Lambda and function bodies
Lambdas and def both compile their body into a fresh SSAChunk:
self.with_fresh_chunk(|s| {
s.ssa_versions = outer_versions.clone();
for p in ¶ms { s.ssa_versions.insert(p.clone(), 0); }
s.expr(); // or compile_block_body for def
s.chunk.emit(OpCode::ReturnValue, 0);
});
Free variables in the body — names that aren’t parameters and don’t have a local binding — are looked up in the outer chunk’s name table. The MakeFunction opcode at runtime captures matching slots from the enclosing scope into the function’s captures list.

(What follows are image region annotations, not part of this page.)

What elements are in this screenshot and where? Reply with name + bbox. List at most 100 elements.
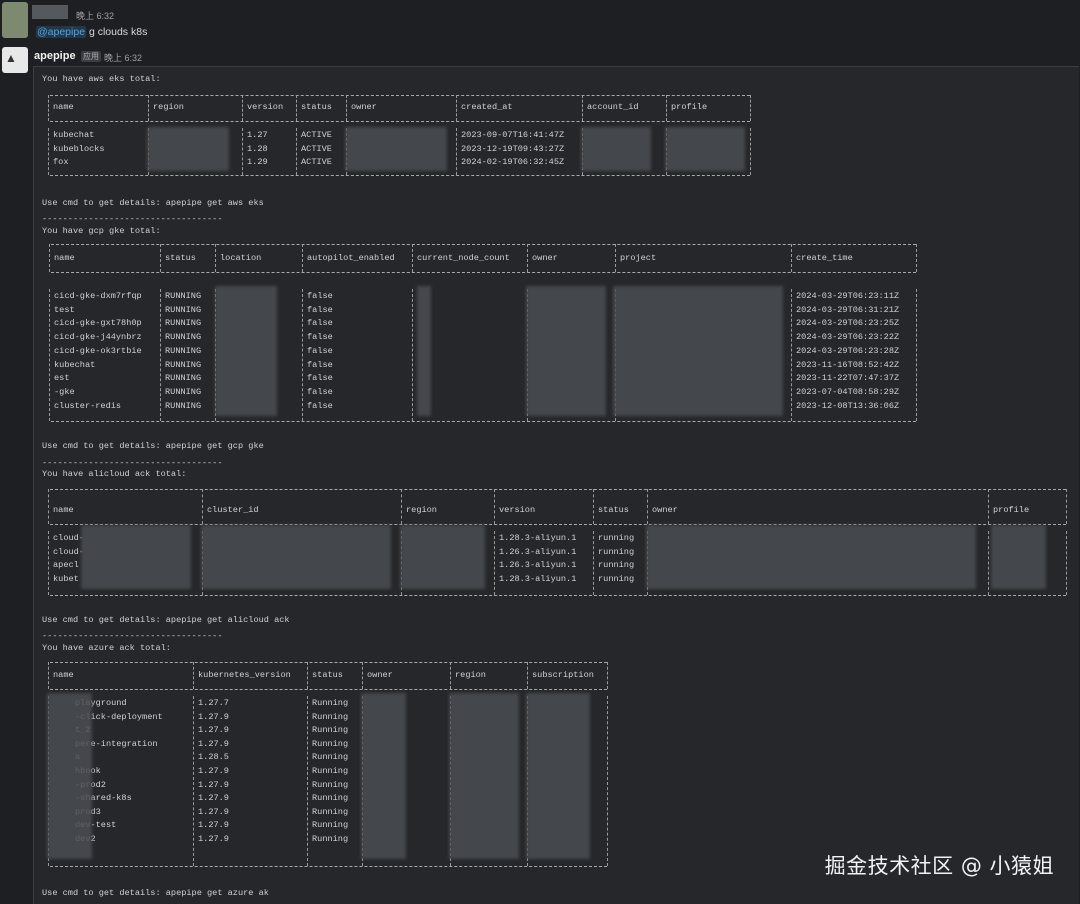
column-header: region bbox=[153, 102, 184, 112]
section-divider: ----------------------------------- bbox=[42, 458, 223, 468]
table-cell: 1.27.9 bbox=[198, 820, 229, 831]
table-border bbox=[51, 421, 916, 422]
column-header: owner bbox=[652, 505, 678, 515]
table-cell: 1.29 bbox=[247, 157, 268, 168]
column-header: profile bbox=[671, 102, 708, 112]
table-cell: 1.27.9 bbox=[198, 793, 229, 804]
message-text: @apepipe g clouds k8s bbox=[36, 26, 147, 38]
code-block: You have aws eks total: name region version… bbox=[33, 66, 1079, 904]
column-header: name bbox=[53, 505, 74, 515]
table-border bbox=[296, 95, 297, 121]
section-divider: ----------------------------------- bbox=[42, 631, 223, 641]
table-cell: Running bbox=[312, 820, 349, 831]
redacted-block bbox=[665, 127, 745, 171]
redacted-block bbox=[147, 127, 229, 171]
table-cell: 2023-12-08T13:36:06Z bbox=[796, 400, 900, 411]
table-border bbox=[302, 244, 303, 272]
table-border bbox=[242, 95, 243, 121]
redacted-block bbox=[47, 693, 92, 859]
table-cell: 1.27.9 bbox=[198, 711, 229, 722]
table-cell: false bbox=[307, 345, 333, 356]
column-header: owner bbox=[351, 102, 377, 112]
table-cell: RUNNING bbox=[165, 373, 202, 384]
command-text: g clouds k8s bbox=[86, 26, 148, 38]
table-cell: 2023-11-22T07:47:37Z bbox=[796, 373, 900, 384]
table-cell: fox bbox=[53, 157, 69, 168]
table-cell: false bbox=[307, 386, 333, 397]
table-border bbox=[988, 531, 989, 595]
table-border bbox=[615, 244, 616, 272]
column-header: name bbox=[54, 253, 75, 263]
table-border bbox=[160, 244, 161, 272]
table-border bbox=[916, 289, 917, 421]
user-name-redacted[interactable] bbox=[32, 5, 68, 19]
table-border bbox=[916, 244, 917, 272]
table-border bbox=[1066, 531, 1067, 595]
table-cell: 2024-03-29T06:23:22Z bbox=[796, 332, 900, 343]
table-border bbox=[48, 128, 49, 175]
redacted-block bbox=[581, 127, 651, 171]
redacted-block bbox=[81, 525, 191, 589]
mention-link[interactable]: @apepipe bbox=[36, 26, 87, 38]
table-border bbox=[412, 244, 413, 272]
table-border bbox=[582, 95, 583, 121]
table-cell: Running bbox=[312, 806, 349, 817]
section-footer: Use cmd to get details: apepipe get alic… bbox=[42, 615, 290, 625]
table-cell: 2023-07-04T08:58:29Z bbox=[796, 386, 900, 397]
table-border bbox=[401, 489, 402, 524]
bot-avatar[interactable]: ▲ bbox=[2, 47, 28, 73]
table-cell: 2023-09-07T16:41:47Z bbox=[461, 130, 565, 140]
table-cell: cicd-gke-dxm7rfqp bbox=[54, 291, 142, 301]
table-cell: false bbox=[307, 400, 333, 411]
table-cell: RUNNING bbox=[165, 359, 202, 370]
table-cell: Running bbox=[312, 752, 349, 763]
table-border bbox=[346, 95, 347, 121]
table-border bbox=[50, 689, 607, 690]
column-header: autopilot_enabled bbox=[307, 253, 395, 263]
table-border bbox=[494, 489, 495, 524]
section-intro: You have gcp gke total: bbox=[42, 226, 161, 236]
table-cell: Running bbox=[312, 834, 349, 844]
table-cell: RUNNING bbox=[165, 400, 202, 411]
table-border bbox=[307, 696, 308, 866]
column-header: name bbox=[53, 670, 74, 680]
table-border bbox=[193, 662, 194, 689]
table-cell: 2024-02-19T06:32:45Z bbox=[461, 157, 565, 168]
table-cell: running bbox=[598, 574, 635, 585]
table-border bbox=[456, 95, 457, 121]
table-border bbox=[666, 95, 667, 121]
column-header: location bbox=[220, 253, 262, 263]
user-avatar[interactable] bbox=[2, 2, 28, 38]
table-cell: cloud- bbox=[53, 533, 84, 543]
bot-name[interactable]: apepipe bbox=[34, 50, 76, 62]
table-border bbox=[647, 489, 648, 524]
column-header: created_at bbox=[461, 102, 513, 112]
table-border bbox=[48, 489, 49, 524]
table-cell: false bbox=[307, 318, 333, 329]
column-header: status bbox=[598, 505, 629, 515]
table-cell: ACTIVE bbox=[301, 157, 332, 168]
table-cell: 1.27.9 bbox=[198, 834, 229, 844]
table-border bbox=[607, 696, 608, 866]
table-border bbox=[527, 662, 528, 689]
column-header: region bbox=[406, 505, 437, 515]
column-header: status bbox=[312, 670, 343, 680]
app-badge: 应用 bbox=[81, 51, 101, 62]
redacted-block bbox=[991, 525, 1046, 589]
column-header: project bbox=[620, 253, 657, 263]
table-cell: 1.27.9 bbox=[198, 738, 229, 749]
redacted-block bbox=[613, 286, 783, 416]
table-border bbox=[49, 244, 50, 272]
table-cell: 2024-03-29T06:31:21Z bbox=[796, 304, 900, 315]
column-header: account_id bbox=[587, 102, 639, 112]
table-cell: 1.27.7 bbox=[198, 698, 229, 708]
table-cell: kubet bbox=[53, 574, 79, 585]
table-cell: false bbox=[307, 291, 333, 301]
table-border bbox=[593, 489, 594, 524]
table-border bbox=[494, 531, 495, 595]
table-border bbox=[307, 662, 308, 689]
table-cell: Running bbox=[312, 793, 349, 804]
table-border bbox=[51, 244, 916, 245]
table-border bbox=[193, 696, 194, 866]
table-cell: 2023-11-16T08:52:42Z bbox=[796, 359, 900, 370]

After body compilation, compile_body inspects the body’s instruction stream for opcodes that imply impurity (StoreItem, StoreAttr, CallPrint, CallInput, Global, Nonlocal, Import, Raise, Yield, LoadAttr) and sets body.is_pure accordingly. The runtime template-memoization layer uses this flag — pure functions get their (args) -> result mapping cached after two hits.
Type annotations
Annotations are parsed for compatibility with CPython source but discarded for execution:
counter: int = 0 # annotation 'int' parsed and stored, slot still gets 0
def f(x: int) -> int: # annotations on params and return parsed and skipped
return x
Annotations are recorded in chunk.annotations: HashMap<String, String> for diagnostic and tooling use, but no code is emitted for them.
F-string lowering
f"hello {name}, age {age}"
Lowers to:
LoadConst "hello "
LoadName name_v
FormatValue 0
LoadConst ", age "
LoadName age_v
FormatValue 0
BuildString 5
FormatValue with operand 0 is the default conversion; operand 1 means a format spec is on the stack just below the value. The format spec is collected as a raw string between : and } and emitted as a constant.
Limits
| Constant | Value | Purpose |
|---|
MAX_EXPR_DEPTH | 200 | Cap on recursive expression parsing |
MAX_INSTRUCTIONS | 65,535 | Cap on instructions per chunk |
Hitting MAX_EXPR_DEPTH raises a parser diagnostic (“expression too deeply nested”). Hitting MAX_INSTRUCTIONS sets chunk.overflow = true, which is reported as a diagnostic at the end of parsing — the chunk’s instruction stream is cleared rather than dispatched.
References
- Pratt. Top Down Operator Precedence (POPL 1973). Precedence climbing.
- Cytron et al. Efficiently Computing Static Single Assignment Form (TOPLAS 1991). SSA, phi-nodes.
- Crafting Interpreters, by Robert Nystrom: craftinginterpreters.com — single-pass codegen patterns.
- Casey et al. Towards Superinstructions for Java Interpreters (SCOPES 2003). LoadAttr+Call fusion.